HFmrEF was suggested to be a milder form of HFrEF, characterized by features that resemble the latter HF phenotype.4 Based on European data, it can be observed that patients with HFmrEF and HFrEF share many characteristics, such as predominantly male sex, younger age, ischemic etiology, and lower frequency of atrial fibrillation.4,5 In other studies, the participants with HFmrEF were more similar to those with HFpEF in terms of some clinical features, confirming the inconsistency of different analyses.24,27 However, it should be noted, as shown in a study by Savarese et al,20 that the distribution of patients with EF who remain stable over time differs according to the subtypes of HF. In HFrEF and HFpEF, most of the patients (61%–75%) had the same EF at the end of the observation, while in HFmrEF, this rate was only 38%, and almost two-thirds of the patients had improved from HFrEF or had deteriorated from HFpEF.20 It indirectly shows that HFmrEF is not a uniform category and its characteristics are mainly determined by the dominance of a particular subgroup.4

There are several limitations to this study that should be addressed. First, the study had a retrospective design based on coding of hospitalizations for HF for administrative purposes. Therefore, some patients with HF who were never registered as hospitalized for HF were not included. Furthermore, we analyzed only the patients from a single tertiary cardiology center in Poland, so we cannot exclude a population selection bias. In addition, some of the information on the classic factors of cardiovascular risk was not available in the medical records, which resulted in their exclusion from the analysis. Unfortunately, we did not have information on the EF trends before the study; therefore, we were unable to determine the history of possible phenotypic changes before hospitalization. Since EF evaluation was derived from the medical records, standardization was not possible, which could lead to possible differences between operators and, thus, to a possible erroneous classification of some patients. Finally, we were unable to assess the clinical status on admission or obtain information on pharmacotherapy prior to the study.

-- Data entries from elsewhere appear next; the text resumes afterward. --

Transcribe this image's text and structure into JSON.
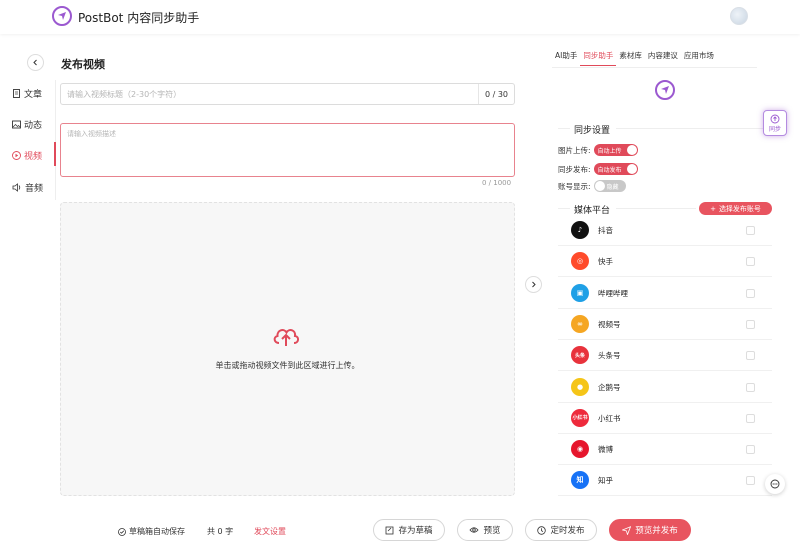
{
  "header": {
    "app_title": "PostBot 内容同步助手"
  },
  "nav": {
    "items": [
      {
        "label": "文章",
        "icon": "document-icon"
      },
      {
        "label": "动态",
        "icon": "image-icon"
      },
      {
        "label": "视频",
        "icon": "play-icon",
        "active": true
      },
      {
        "label": "音频",
        "icon": "speaker-icon"
      }
    ]
  },
  "main": {
    "page_title": "发布视频",
    "title_placeholder": "请输入视频标题（2-30个字符）",
    "title_count": "0 / 30",
    "desc_placeholder": "请输入视频描述",
    "desc_count": "0 / 1000",
    "upload_text": "单击或拖动视频文件到此区域进行上传。"
  },
  "panel": {
    "tabs": [
      "AI助手",
      "同步助手",
      "素材库",
      "内容建议",
      "应用市场"
    ],
    "active_tab": "同步助手",
    "sync_settings_title": "同步设置",
    "settings": [
      {
        "label": "图片上传:",
        "toggle_text": "自动上传",
        "on": true
      },
      {
        "label": "同步发布:",
        "toggle_text": "自动发布",
        "on": true
      },
      {
        "label": "账号显示:",
        "toggle_text": "隐藏",
        "on": false
      }
    ],
    "media_title": "媒体平台",
    "add_account_label": "选择发布账号",
    "platforms": [
      {
        "name": "抖音",
        "icon": "douyin-icon",
        "color": "#111111",
        "glyph": "♪"
      },
      {
        "name": "快手",
        "icon": "kuaishou-icon",
        "color": "#ff4b2b",
        "glyph": "◎"
      },
      {
        "name": "哔哩哔哩",
        "icon": "bilibili-icon",
        "color": "#1fa0e6",
        "glyph": "▣"
      },
      {
        "name": "视频号",
        "icon": "channels-icon",
        "color": "#f5a623",
        "glyph": "∞"
      },
      {
        "name": "头条号",
        "icon": "toutiao-icon",
        "color": "#e8323c",
        "glyph": "头条"
      },
      {
        "name": "企鹅号",
        "icon": "penguin-icon",
        "color": "#f5c518",
        "glyph": "●"
      },
      {
        "name": "小红书",
        "icon": "xiaohongshu-icon",
        "color": "#ee2a3c",
        "glyph": "小红书"
      },
      {
        "name": "微博",
        "icon": "weibo-icon",
        "color": "#e6162d",
        "glyph": "◉"
      },
      {
        "name": "知乎",
        "icon": "zhihu-icon",
        "color": "#1772f6",
        "glyph": "知"
      }
    ],
    "sync_float_label": "同步"
  },
  "footer": {
    "autosave": "草稿箱自动保存",
    "word_count": "共 0 字",
    "settings_link": "发文设置",
    "save_draft": "存为草稿",
    "preview": "预览",
    "schedule": "定时发布",
    "publish": "预览并发布"
  },
  "colors": {
    "accent": "#e04a5a",
    "brand": "#9b59d0"
  }
}
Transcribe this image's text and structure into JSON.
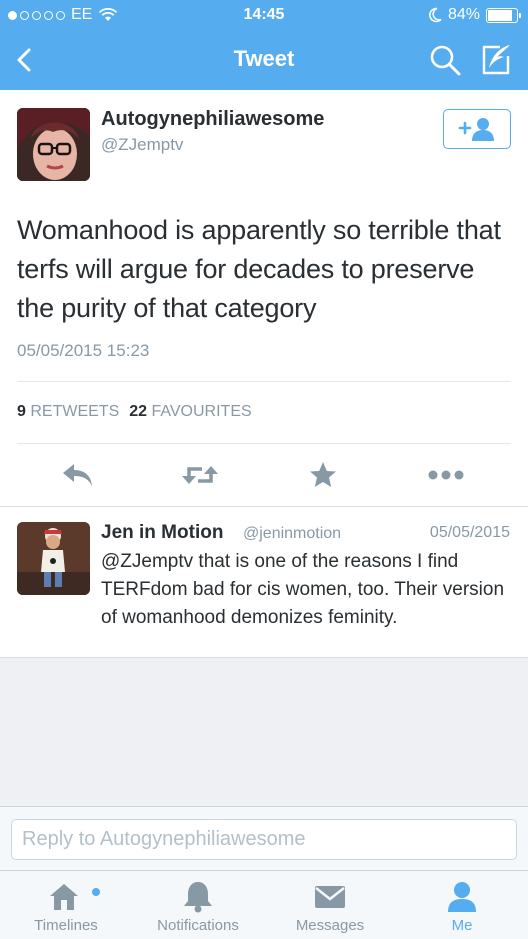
{
  "status_bar": {
    "carrier": "EE",
    "time": "14:45",
    "battery": "84%",
    "battery_level": 0.84
  },
  "nav": {
    "title": "Tweet"
  },
  "tweet": {
    "author_name": "Autogynephiliawesome",
    "author_handle": "@ZJemptv",
    "text": "Womanhood is apparently so terrible that terfs will argue for decades to preserve the purity of that category",
    "date": "05/05/2015 15:23",
    "retweet_count": "9",
    "retweet_label": "RETWEETS",
    "favourite_count": "22",
    "favourite_label": "FAVOURITES"
  },
  "reply": {
    "author_name": "Jen in Motion",
    "author_handle": "@jeninmotion",
    "date": "05/05/2015",
    "text": "@ZJemptv that is one of the reasons I find TERFdom bad for cis women, too. Their version of womanhood demonizes feminity."
  },
  "reply_box": {
    "placeholder": "Reply to Autogynephiliawesome"
  },
  "tabs": [
    {
      "label": "Timelines",
      "icon": "home-icon",
      "active": false
    },
    {
      "label": "Notifications",
      "icon": "bell-icon",
      "active": false
    },
    {
      "label": "Messages",
      "icon": "envelope-icon",
      "active": false
    },
    {
      "label": "Me",
      "icon": "person-icon",
      "active": true
    }
  ],
  "colors": {
    "accent": "#55acee",
    "muted": "#8899a6",
    "text": "#292f33"
  }
}
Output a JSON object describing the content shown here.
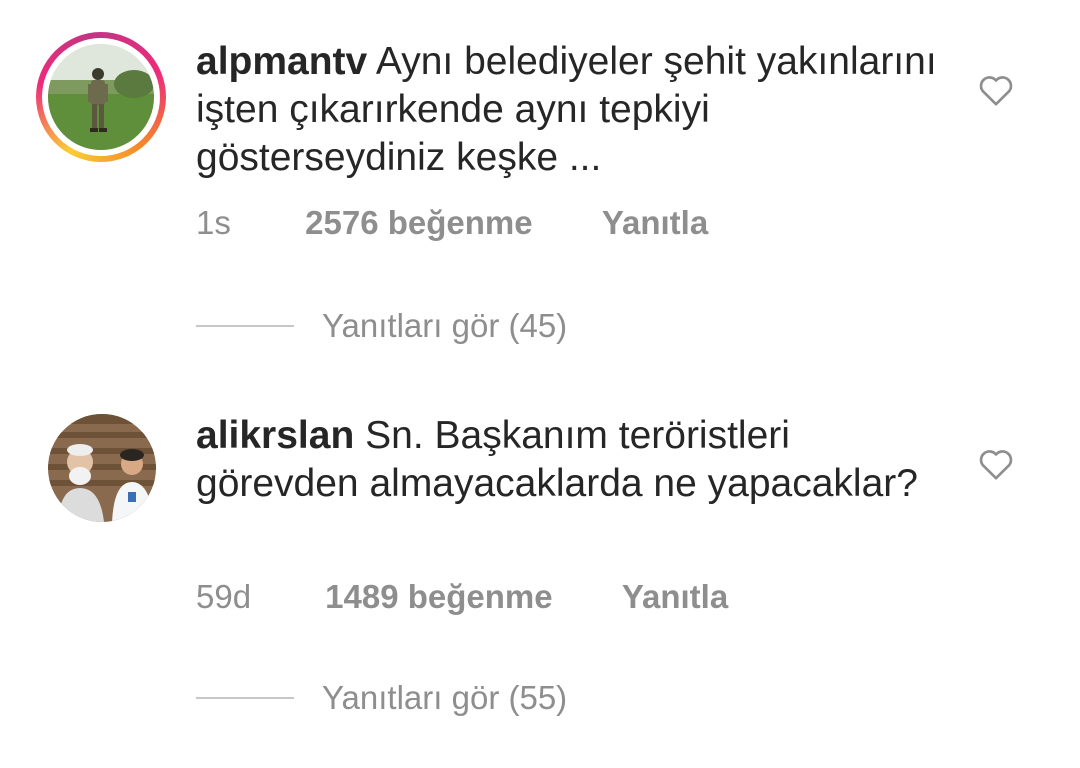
{
  "comments": [
    {
      "username": "alpmantv",
      "text": "Aynı belediyeler şehit yakınlarını işten çıkarırkende aynı tepkiyi gösterseydiniz keşke ...",
      "time": "1s",
      "likes": "2576 beğenme",
      "reply_label": "Yanıtla",
      "view_replies": "Yanıtları gör (45)",
      "avatar_icon": "soldier-photo-avatar",
      "has_story_ring": true
    },
    {
      "username": "alikrslan",
      "text": "Sn. Başkanım teröristleri görevden almayacaklarda ne yapacaklar?",
      "time": "59d",
      "likes": "1489 beğenme",
      "reply_label": "Yanıtla",
      "view_replies": "Yanıtları gör (55)",
      "avatar_icon": "two-people-photo-avatar",
      "has_story_ring": false
    }
  ],
  "colors": {
    "text_primary": "#262626",
    "text_secondary": "#8e8e8e",
    "divider": "#c7c7c7",
    "story_ring": [
      "#f9ce34",
      "#ee2a7b",
      "#c13584"
    ]
  },
  "icons": {
    "like": "heart-outline-icon"
  }
}
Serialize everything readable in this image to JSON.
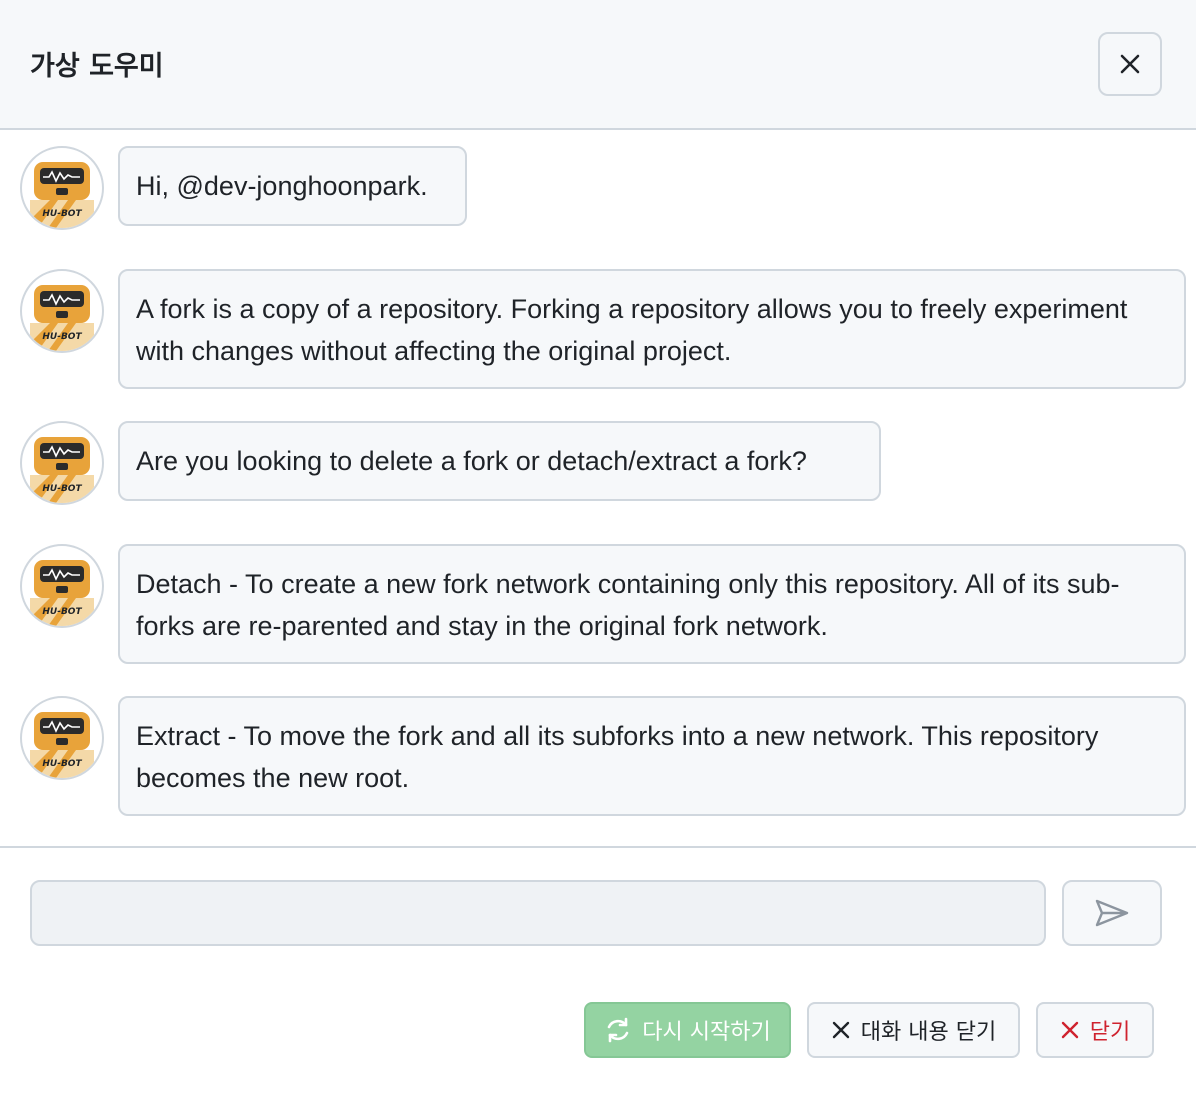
{
  "header": {
    "title": "가상 도우미"
  },
  "bot": {
    "badge_text": "HU-BOT"
  },
  "messages": [
    {
      "text": "Hi, @dev-jonghoonpark."
    },
    {
      "text": "A fork is a copy of a repository. Forking a repository allows you to freely experiment with changes without affecting the original project."
    },
    {
      "text": "Are you looking to delete a fork or detach/extract a fork?"
    },
    {
      "text": "Detach - To create a new fork network containing only this repository. All of its sub-forks are re-parented and stay in the original fork network."
    },
    {
      "text": "Extract - To move the fork and all its subforks into a new network. This repository becomes the new root."
    }
  ],
  "composer": {
    "input_value": "",
    "send_icon": "send-icon"
  },
  "actions": {
    "restart_label": "다시 시작하기",
    "close_chat_label": "대화 내용 닫기",
    "close_label": "닫기"
  },
  "colors": {
    "restart_bg": "#94d3a2",
    "danger": "#cf222e",
    "bot_orange": "#e8a33a"
  }
}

In conclusion, this was a broad description of Polish patients hospitalized due to HF, originating mainly from a single province and classified by HF subtypes, with the identification of factors strongly associated with each phenotype. HF stratified by different categories based on the EF represented different phenotypes in terms of demographics, etiology, myocardial remodeling, and organ function. HFrEF and HFpEF stood on opposite sides in most analyses. HFmrEF was unlikely to be a completely separate, standalone category, but rather a mixture of patients who had previously had HFrEF or HFpEF. It should be noted that the characteristics of the HF subtypes presented here differed in many ways from those described in studies from other countries.